A few days later, Jerome published the outcome on its athletics website. The Celtics girls won 114-52 and the boys earned a 108-59 victory.
“I asked my coach (how I compared). I heard from my friends how the other kids did,” New Albany boys swimmer Cade Helms said. “There was no atmosphere. You were just with your friends like a normal practice. I had to pretend I was racing someone from a different team.”
Several area teams are using virtual meets, first pushed by USA Swimming last spring for club teams as the pandemic worsened, to limit travel and add extra competitions during a shortened season. Most teams in the OCC were unable to stage official competitions until Dec. 18 – two weeks after the scheduled start of swimming season – because of a league rule that reflected a stay-at-home advisory in Franklin County.
“You get to swim with timing equipment and it reports to your high school a win or a loss, but you don’t get that head-to-head competition,” Watterson coach Dan Cherok said. “But under the restrictions, you’re happy to have almost anything.”
Jerome added virtual meets against Marysville on Jan. 8 and Pickerington North on Jan. 15. In the former, the Celtics competed while Dublin Coffman and Dublin Scioto practiced elsewhere in the pool.
“I basically emailed every OCC coach I could find (to schedule meets),” said Jerome coach J.J. Spangler, who was hired in October after six seasons as an assistant for Upper Arlington’s boys team. “It was a scramble to get the schedule together, and it’s tough for a lot of teams to find pool space.”
Large meets, such as the Ned Reeb Invitational in mid-December at Ohio State and the Northeast Classic in mid-January at Branin Natatorium in Canton, were canceled to limit travel and the number of competitors and spectators in one facility.
While the CCL still is holding its league meet Jan. 30 at St.
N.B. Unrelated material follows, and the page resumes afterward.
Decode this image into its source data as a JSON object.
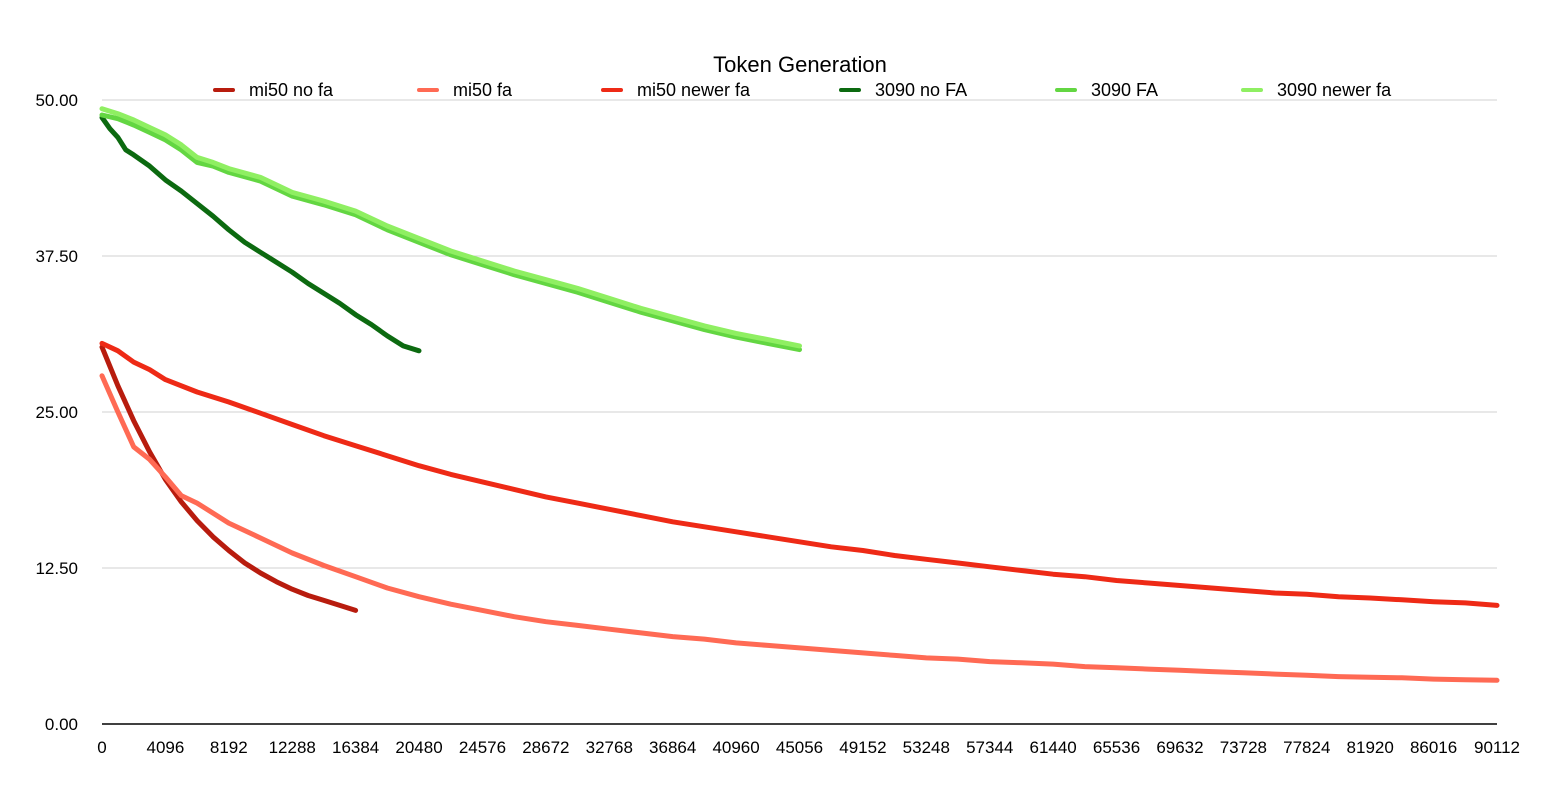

Charles, the OCC canceled the meets for each of its five divisions scheduled for Jan. 30 and 31.
Sectional meets are scheduled for Feb. 13 at Columbus Academy, the Delaware YMCA, the Dublin Community Recreation Center, the Hilliard YMCA, New Albany, St. Charles, Thomas Worthington, Upper Arlington and the Westerville Community Center.
The Division II district meet will be Feb. 18 at Bowling Green, followed by Division I three days later in the same facility. Both will have separate girls and boys competitions.
The state meet will remain at Branin Natatorium and take place over four days from Feb. 24-27, but preliminaries will be eliminated and divisions and genders will be separated. The Division II girls meet will be Feb. 24, followed by Division II boys, Division I girls and Division I boys.
“We are planning on the same number of (state) qualifiers,” said Tim Stried, director of communications for the Ohio High School Athletic Association, who added that the postseason will not include virtual competitions.
The number of district qualifiers had not been determined as of Jan. 20.
In a normal year, 30 swimmers compete in each event at district. The state meet features 24 swimmers in each event.
If that remains, seasons would end in a much more typical fashion than they started.
“Back when we didn’t know the unknown, whether we would have any meets, we had to start thinking outside the box,” New Albany coach Dave Wharton said of virtual meets. “It’s still not the same as competing against another person, another team. It’s safe but it’s not as competitive.”